Pourtant, réunir des plumes différentes autour d’un thème fixé, c’est à la fois une contrainte intéressante — confronter les sensibilités et les regards sur un sujet commun — et une façon jouissive de mettre côte à côte des mondes parallèles où les formats courts et la juxtaposition des auteurs s’associent pour rythmer la lecture. Il y a des expériences réussies, depuis les numéros à thème de Pilote dans les années 60 jusqu’aux carnets de voyage collectifs de L’Association en passant par les «Franck Margerin présente» des Humanos première mouture.
Or, bonheur : Vive la politique ! s’inscrit plutôt dans cette veine que dans l’autre. Le volume paru chez Dargaud en novembre dernier réunit en effet un brochette d’auteurs très variés, que l’on n’aurait pas spontanément associés (F’murr et Frantico, Diego Aranega et Binet, Brétécher et Riad Sattouf, Emile Bravo et Mandryka…). C’est la première bonne surprise : du bon, et du varié, c’est le livre qu’on ouvre avec une certaine gourmandise, histoire de voir ce que tel ou tel aura pu faire du sujet, curieux de découvrir la gastronomie personnelle que chaque artiste aura produite pour accomoder le thème imposé.

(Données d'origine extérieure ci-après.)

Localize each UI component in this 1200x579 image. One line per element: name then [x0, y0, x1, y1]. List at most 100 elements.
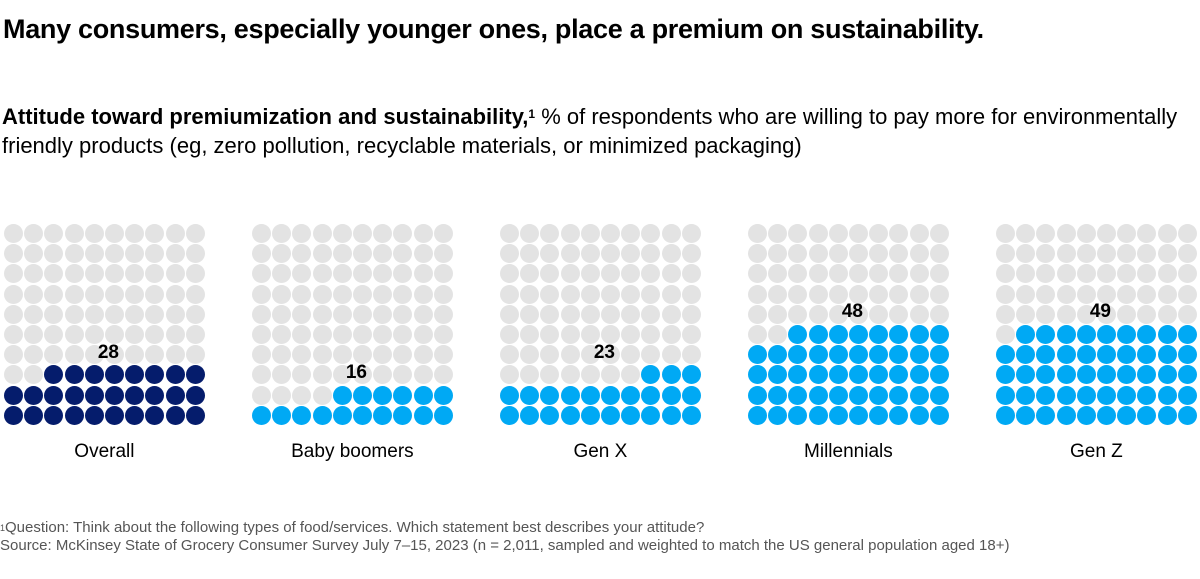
waffle-dot-empty — [312, 325, 332, 344]
waffle-dot-empty — [661, 244, 681, 264]
waffle-dot-empty — [252, 365, 271, 385]
waffle-dot-filled — [332, 405, 352, 425]
waffle-dot-empty — [84, 345, 104, 365]
waffle-dot-empty — [105, 345, 124, 365]
waffle-dot-empty — [332, 264, 352, 284]
waffle-dot-empty — [748, 284, 767, 304]
waffle-dot-empty — [1076, 284, 1096, 304]
waffle-dot-filled — [869, 405, 889, 425]
waffle-dot-empty — [929, 224, 949, 243]
waffle-dot-empty — [1177, 284, 1197, 304]
waffle-dot-empty — [520, 244, 540, 264]
waffle-dot-empty — [413, 244, 433, 264]
waffle-dot-empty — [681, 224, 701, 243]
waffle-dot-filled — [1097, 365, 1116, 385]
waffle-dot-empty — [996, 304, 1015, 324]
waffle-dot-empty — [332, 224, 352, 243]
waffle-dot-empty — [165, 345, 185, 365]
waffle-dot-empty — [641, 325, 661, 344]
waffle-dot-empty — [788, 224, 808, 243]
waffle-dot-empty — [1117, 304, 1137, 324]
waffle-dot-empty — [433, 365, 453, 385]
waffle-dot-empty — [1036, 284, 1056, 304]
waffle-dot-empty — [105, 304, 124, 324]
waffle-dot-empty — [601, 345, 620, 365]
waffle-dot-empty — [373, 365, 393, 385]
waffle-dot-filled — [681, 365, 701, 385]
waffle-grid: 28 — [4, 224, 208, 425]
waffle-dot-filled — [125, 385, 145, 405]
waffle-dot-empty — [185, 284, 205, 304]
waffle-dot-filled — [929, 405, 949, 425]
waffle-dot-empty — [681, 264, 701, 284]
waffle-dot-empty — [849, 244, 868, 264]
waffle-dot-empty — [145, 224, 165, 243]
waffle-dot-empty — [353, 325, 372, 344]
waffle-dot-filled — [393, 405, 413, 425]
waffle-dot-empty — [601, 304, 620, 324]
waffle-dot-filled — [580, 385, 600, 405]
waffle-dot-empty — [560, 264, 580, 284]
waffle-dot-filled — [828, 325, 848, 344]
waffle-dot-filled — [373, 385, 393, 405]
waffle-dot-empty — [500, 244, 519, 264]
waffle-dot-empty — [272, 284, 292, 304]
waffle-dot-empty — [165, 264, 185, 284]
waffle-dot-empty — [909, 224, 929, 243]
waffle-dot-filled — [869, 385, 889, 405]
waffle-dot-empty — [353, 284, 372, 304]
waffle-dot-filled — [808, 325, 828, 344]
waffle-dot-empty — [292, 284, 312, 304]
waffle-dot-filled — [24, 405, 44, 425]
waffle-dot-filled — [44, 365, 64, 385]
waffle-dot-filled — [1056, 405, 1076, 425]
waffle-dot-empty — [292, 224, 312, 243]
waffle-dot-empty — [1137, 304, 1157, 324]
waffle-dot-empty — [272, 325, 292, 344]
waffle-dot-filled — [808, 385, 828, 405]
waffle-dot-empty — [540, 304, 560, 324]
waffle-dot-empty — [621, 264, 641, 284]
waffle-dot-empty — [1016, 304, 1036, 324]
waffle-dot-filled — [4, 385, 23, 405]
waffle-dot-empty — [828, 244, 848, 264]
waffle-dot-empty — [1097, 284, 1116, 304]
waffle-dot-empty — [1117, 284, 1137, 304]
waffle-dot-empty — [312, 284, 332, 304]
waffle-dot-empty — [4, 365, 23, 385]
waffle-dot-empty — [808, 284, 828, 304]
waffle-dot-filled — [1036, 365, 1056, 385]
waffle-dot-filled — [788, 365, 808, 385]
waffle-dot-filled — [849, 385, 868, 405]
waffle-dot-empty — [996, 284, 1015, 304]
waffle-dot-empty — [849, 304, 868, 324]
waffle-dot-empty — [105, 244, 124, 264]
waffle-dot-filled — [105, 385, 124, 405]
waffle-dot-empty — [681, 304, 701, 324]
waffle-dot-empty — [540, 284, 560, 304]
waffle-dot-empty — [681, 325, 701, 344]
waffle-dot-filled — [1076, 325, 1096, 344]
waffle-dot-empty — [621, 284, 641, 304]
waffle-dot-filled — [889, 345, 909, 365]
waffle-dot-empty — [580, 325, 600, 344]
waffle-dot-empty — [849, 224, 868, 243]
subtitle-footnote-mark: 1 — [528, 107, 536, 121]
waffle-dot-empty — [520, 365, 540, 385]
waffle-dot-empty — [145, 244, 165, 264]
waffle-dot-empty — [292, 264, 312, 284]
waffle-dot-empty — [4, 244, 23, 264]
waffle-dot-empty — [185, 304, 205, 324]
waffle-dot-empty — [312, 244, 332, 264]
category-label: Millennials — [804, 441, 893, 462]
waffle-dot-empty — [1056, 224, 1076, 243]
waffle-dot-empty — [272, 365, 292, 385]
waffle-dot-filled — [748, 405, 767, 425]
waffle-dot-filled — [393, 385, 413, 405]
waffle-dot-empty — [1177, 264, 1197, 284]
waffle-dot-empty — [44, 264, 64, 284]
waffle-dot-filled — [601, 405, 620, 425]
waffle-dot-filled — [1056, 345, 1076, 365]
waffle-dot-empty — [44, 244, 64, 264]
waffle-dot-empty — [560, 284, 580, 304]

Deuxième bonne surprise : le faible taux de cliché. L’exercice de style en regorge souvent : quand il s’agit de cibler un public captif, bien sûr, pas question de lui donner autre chose que ce qu’il veut. Il a dépensé ses sous, c’est forcément pour retrouver tout ce qu’il sait déjà, dessiné d’une manière qui ne lui pose aucun problème. De la luette au côlon, aucune aspérité : on se tape confortablement sur les cuisses en se reflétant dans ses inepties, et l’on ne demande grassement «où ils vont chercher tout ça» que pour éviter soigneusement de répondre, hé, banane, qu’ils vont le chercher dans nos propres cerveaux — et pas dans ce que ces derniers ont de plus reluisant.
Pas de clichés ? Des histoires pas téléphonées, pas toutes prévisibles, pas toutes déjà vues cent fois ? Bon signe. Surtout sur ce sujet. La politique, c’est compliqué. Il est toujours tentant d’enfourcher une monture convenue, de se déclarer pour la paix, contre la guerre ; pour la drauche, contre la goite ; non à tout et oui au reste. Pas trop de militantisme en couche-culotte, peu de bons sentiments creux, presque pas de facilité : un autre bon signe.

Enfin, la variété réelle des récits et des dessins est bien réelle. Il y a des collectifs qui sont la répétition du même geste artistique, dévitalisé par le fait même qu’il se duplique et se reduplique de page en page. Ici, on passe vraiment d’un monde à l’autre : de la satire parlementaire de Binet, qui fleure bon son Audiard (époque Le Président) à la splendide double page de F’murr sur l’éloquence politique, en passant par l’inénarrable «De Gaulle à la plage» de Ferri, tout fait ventre, et rien n’écœure. Il faudrait aussi citer la fable géométrique et muette (non, idéogrammatique) d’un Emile Bravo, qui parvient à faire une nouvelle soupe dans le déjà vieux pot de l’antilibéralisme dessiné ; et l’improbable campagne présidentielle des lascars de la cité, délire acide et intelligemment découpé de Diego Aranega, qui remet à leur place les enthousiasmes médiatico-citoyens ; et le reportage au ministère de Riad Sattouf avec ses belles caricatures de crétins en costard. On ne peut pas tout citer — il y a aussi du moins bon.

Voilà. Ce livre a peu de chance d’ébranler votre vision de l’existence ; on ne craint pas le choc esthétique ; ça ne deviendra pas un classique. Mais c’est intelligent, drôle, et assez sobre (si l’on oublie les citations d’hommes politiques intercalées entre les récits, et qui ne s’imposaient pas vraiment, même les bonnes), ça aère les idées et ça rappelle que le mordant et l’indépendance d’esprit de certains grands auteurs des années 70 peuvent encore rougeoyer efficacement, au point peut-être de donner brièvement la main à une nouvelle génération. Que ce type de recueil rende un peu d’air à une bande dessinée politique qui n’abandonne pas ce terrain au seul dessin de presse, c’est à soi seul une assez bonne nouvelle.